I love looking at those forgotten, small parts of our lives that seem unworthy of stories and finding stories anyway. The lists, phone calls, emails, various piles of laundry, unwashed dishes, rumpled blanket, errant Legos, stack of unread books, stack of unread mail, the steaming cup of coffee, the cold cup of coffee: each of these is a still life. Yes, we hope for our lives to be big, exciting. But this routine is where we live. Of course it contains stories. Everything comes back to this. The everydayness of your life is worth contemplation. It is ordinary, extraordinary, just as it is. The world is brutal; we are tired; I hope I can share some small beauties in spite of it.
Today’s Tiny True Story
Sometimes my writing comes easier as letters. I’ve always been an introvert, and don’t love talking to strangers. But on the page, it almost feels easier to be truthful to a kind stranger than to be truthful with yourself.
So here’s your first tiny true story! An unsent letter to my friend Ira Sukrungruang, who I don’t think subscribes to this, but who taught a brilliant seminar where I wrote this.
Dear Ira,
I didn’t sleep well last night even though I should have. The baby is sick (not THAT kind of sick, though of course that fear is a river running through me at all times, forever), and my body kept me up and ready, even though she didn’t need me. I used to count, like you, when I couldn’t sleep, backward from 1,000. It sometimes worked, but sometimes I would get down into 700s or 500s and it was too depressing to think of how deep the numbers could go.
Instead, I now think of drawing an outline around my body. It’s a white, luminous line, and the cultural significance of a body outline is there, I’m sure, but I try not to think too hard about that. It helps me to follow the line around the curve of my elbows, the space under my armpit, around my ribs, my knee bent at 90 degrees like a flamingo, and my daughter sleeping the same exact way the next room over. It helps me to think of the space we take up, to make my brain go forward, forward, treating my body with love, even if I am only ending up in a circle. There is comfort in knowing where you will end up.

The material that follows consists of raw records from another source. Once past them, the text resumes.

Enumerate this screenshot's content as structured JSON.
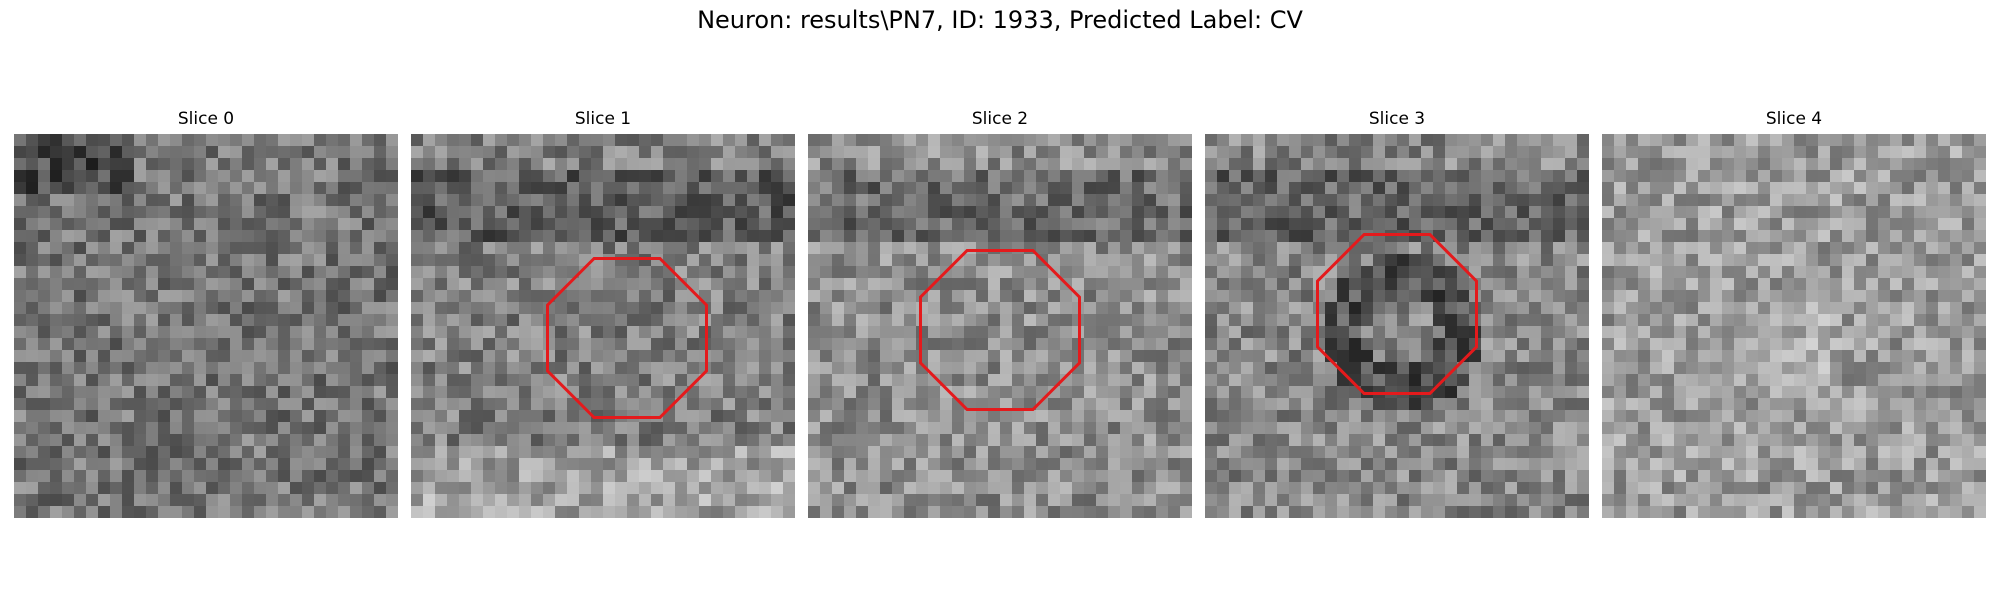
{
  "figure": {
    "title": "Neuron: results\\PN7, ID: 1933, Predicted Label: CV"
  },
  "slices": [
    {
      "label": "Slice 0",
      "mean_gray": 118,
      "dark_top_left": true,
      "overlay": false
    },
    {
      "label": "Slice 1",
      "mean_gray": 128,
      "dark_top_band": true,
      "bright_bottom": true,
      "overlay": true
    },
    {
      "label": "Slice 2",
      "mean_gray": 142,
      "dark_top_band": true,
      "overlay": true
    },
    {
      "label": "Slice 3",
      "mean_gray": 135,
      "dark_top_band": true,
      "dark_ring": true,
      "overlay": true
    },
    {
      "label": "Slice 4",
      "mean_gray": 155,
      "bright_center": true,
      "overlay": false
    }
  ],
  "overlay_color": "#e41a1c",
  "grid_size": 32
}
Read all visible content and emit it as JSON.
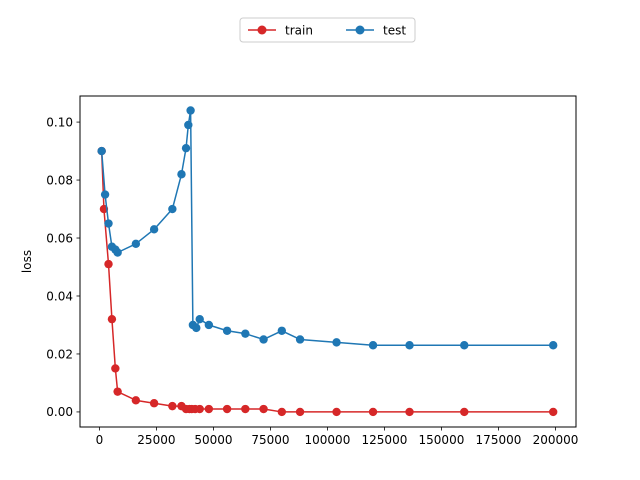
{
  "chart_data": {
    "type": "line",
    "title": "",
    "xlabel": "",
    "ylabel": "loss",
    "xlim": [
      -8500,
      209000
    ],
    "ylim": [
      -0.0052,
      0.109
    ],
    "xticks": [
      {
        "value": 0,
        "label": "0"
      },
      {
        "value": 25000,
        "label": "25000"
      },
      {
        "value": 50000,
        "label": "50000"
      },
      {
        "value": 75000,
        "label": "75000"
      },
      {
        "value": 100000,
        "label": "100000"
      },
      {
        "value": 125000,
        "label": "125000"
      },
      {
        "value": 150000,
        "label": "150000"
      },
      {
        "value": 175000,
        "label": "175000"
      },
      {
        "value": 200000,
        "label": "200000"
      }
    ],
    "yticks": [
      {
        "value": 0.0,
        "label": "0.00"
      },
      {
        "value": 0.02,
        "label": "0.02"
      },
      {
        "value": 0.04,
        "label": "0.04"
      },
      {
        "value": 0.06,
        "label": "0.06"
      },
      {
        "value": 0.08,
        "label": "0.08"
      },
      {
        "value": 0.1,
        "label": "0.10"
      }
    ],
    "grid": false,
    "legend": {
      "placement": "top-center-outside",
      "columns": 2
    },
    "series": [
      {
        "name": "train",
        "color": "#d62728",
        "points": [
          [
            1000,
            0.09
          ],
          [
            2000,
            0.07
          ],
          [
            4000,
            0.051
          ],
          [
            5500,
            0.032
          ],
          [
            7000,
            0.015
          ],
          [
            8000,
            0.007
          ],
          [
            16000,
            0.004
          ],
          [
            24000,
            0.003
          ],
          [
            32000,
            0.002
          ],
          [
            36000,
            0.002
          ],
          [
            38000,
            0.001
          ],
          [
            39500,
            0.001
          ],
          [
            40500,
            0.001
          ],
          [
            42000,
            0.001
          ],
          [
            44000,
            0.001
          ],
          [
            48000,
            0.001
          ],
          [
            56000,
            0.001
          ],
          [
            64000,
            0.001
          ],
          [
            72000,
            0.001
          ],
          [
            80000,
            0.0
          ],
          [
            88000,
            0.0
          ],
          [
            104000,
            0.0
          ],
          [
            120000,
            0.0
          ],
          [
            136000,
            0.0
          ],
          [
            160000,
            0.0
          ],
          [
            199000,
            0.0
          ]
        ]
      },
      {
        "name": "test",
        "color": "#1f77b4",
        "points": [
          [
            1000,
            0.09
          ],
          [
            2500,
            0.075
          ],
          [
            4000,
            0.065
          ],
          [
            5500,
            0.057
          ],
          [
            7000,
            0.056
          ],
          [
            8000,
            0.055
          ],
          [
            16000,
            0.058
          ],
          [
            24000,
            0.063
          ],
          [
            32000,
            0.07
          ],
          [
            36000,
            0.082
          ],
          [
            38000,
            0.091
          ],
          [
            39000,
            0.099
          ],
          [
            40000,
            0.104
          ],
          [
            41000,
            0.03
          ],
          [
            42500,
            0.029
          ],
          [
            44000,
            0.032
          ],
          [
            48000,
            0.03
          ],
          [
            56000,
            0.028
          ],
          [
            64000,
            0.027
          ],
          [
            72000,
            0.025
          ],
          [
            80000,
            0.028
          ],
          [
            88000,
            0.025
          ],
          [
            104000,
            0.024
          ],
          [
            120000,
            0.023
          ],
          [
            136000,
            0.023
          ],
          [
            160000,
            0.023
          ],
          [
            199000,
            0.023
          ]
        ]
      }
    ]
  }
}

Ira, how do we sustain this kind of love forever? Some days I’m not sure if I can. Some nights I get distracted from the outline and instead can only think of my daughter—not horrible things (though sometimes those, too), but magic things, her body like a lighthouse when she points to a rose and asks to smell it, when she loves the shape of a bedraggled orange cone on the side of the road, when I cannot find parking but she calls from the backseat, “P!” when she sees the blue parking sign, so happy to know what’s ahead.
Dear Ira, what outlines will our lives take? What outlines will our children’s lives take? How can we keep going, how can we sleep, when we can’t see what the shape will become, only what’s right here in front and the line behind, where we have been? The question is so big, Ira, and now the rice is boiling over because I forgot I was cooking while I wrote this and for once it feels a little good to forget, to let the mind rest somewhere gentle, and right now what’s ahead is rice for dinner, cooked fine despite boiling over, and I will go and turn the heat down, five, four, three, two, one.

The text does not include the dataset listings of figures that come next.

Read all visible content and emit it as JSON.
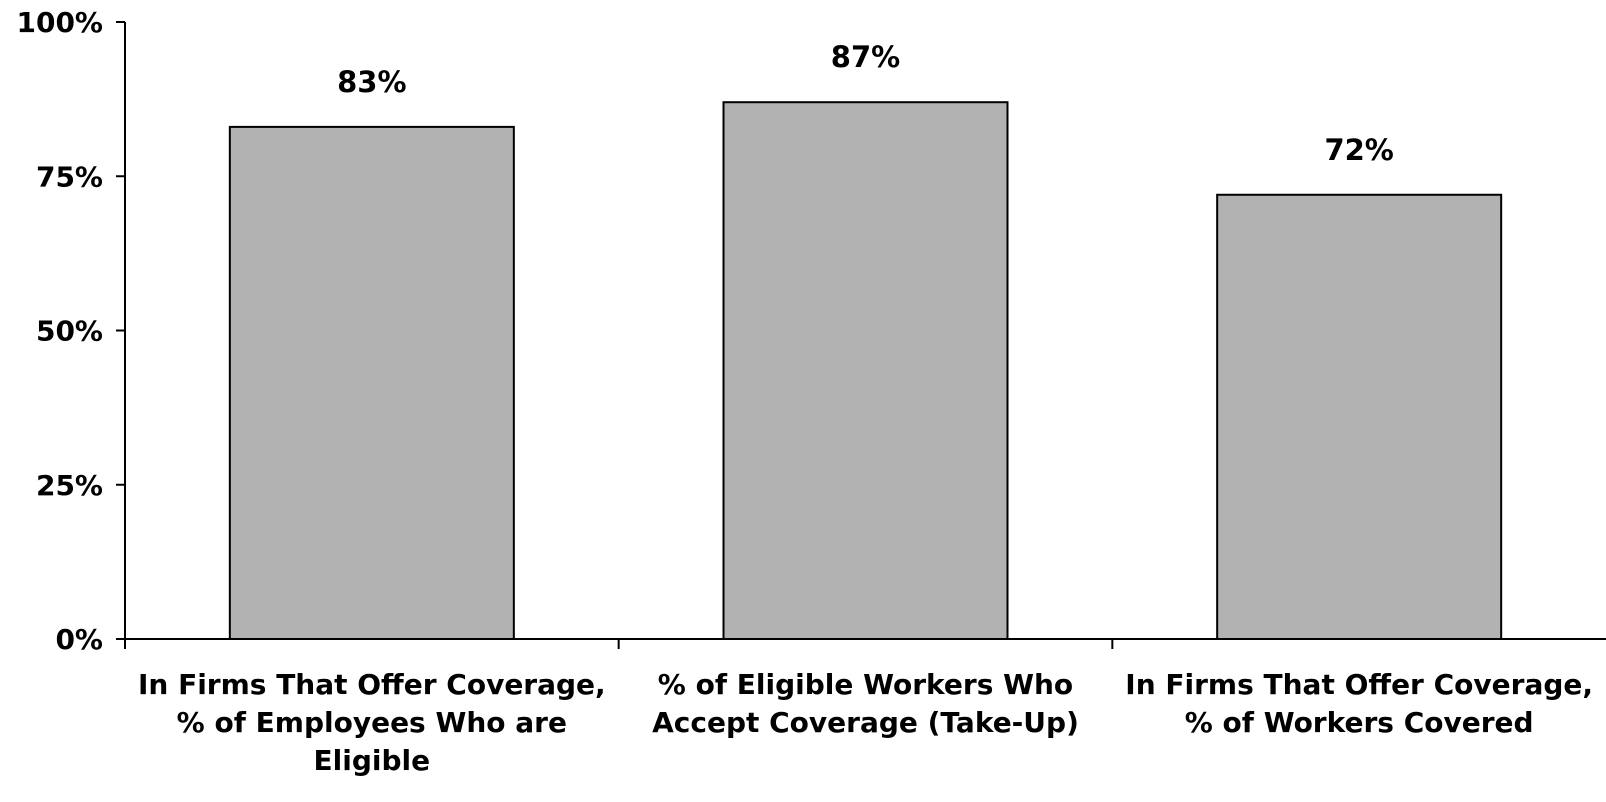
{
  "chart_data": {
    "type": "bar",
    "categories": [
      "In Firms That Offer Coverage, % of Employees Who are Eligible",
      "% of Eligible Workers Who Accept Coverage (Take-Up)",
      "In Firms That Offer Coverage, % of Workers Covered"
    ],
    "values": [
      83,
      87,
      72
    ],
    "data_labels": [
      "83%",
      "87%",
      "72%"
    ],
    "ylim": [
      0,
      100
    ],
    "yticks": [
      0,
      25,
      50,
      75,
      100
    ],
    "ytick_labels": [
      "0%",
      "25%",
      "50%",
      "75%",
      "100%"
    ],
    "bar_color": "#b2b2b2",
    "bar_edge_color": "#000000",
    "grid": false,
    "legend": false
  }
}
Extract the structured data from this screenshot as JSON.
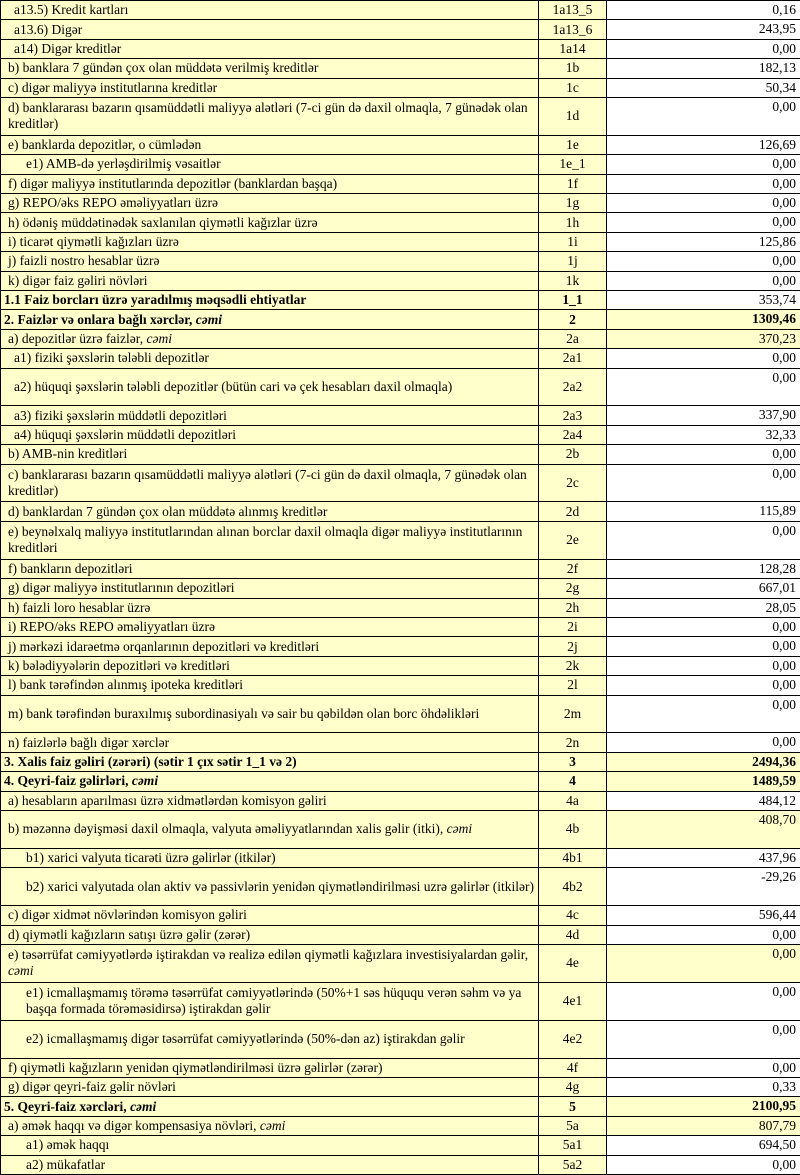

Today’s Letters of Recommendation
Hiding an entire bag of Pirate’s Booty from your toddler and eating it all yourself.
Ingrid Rojas Contreras’s memoir about family, memory, the porousness of reality, and storytelling, The Man Who Could Move Clouds. She writes about her amnesia after a car accident:
Forgetting everything, entirely, was freedom. Amnesia was abundance. The hours lengthened into a certain timelessness, during which a ray of sunlight, never experienced before, was crowned in gold. I forgot myself. On my knees, I followed the ray of light as it cut across my apartment. I stared at the spot where the light met the dark, and in a second I’d rename it: border, grace. Everything was new. My daily labor was the act of naming. I raged with a happiness I have not since and will never again feel.
As my memory returned, piece by piece, I grieved. If amnesia was weightlessness, then the opposite was true: every path taken, every word said, every knowledge discovered, every emotion lived—all of it—came back to me with a manifest weight. The narrowing of a life is gravity. Memory is burden. I mourned every ounce of memory returned.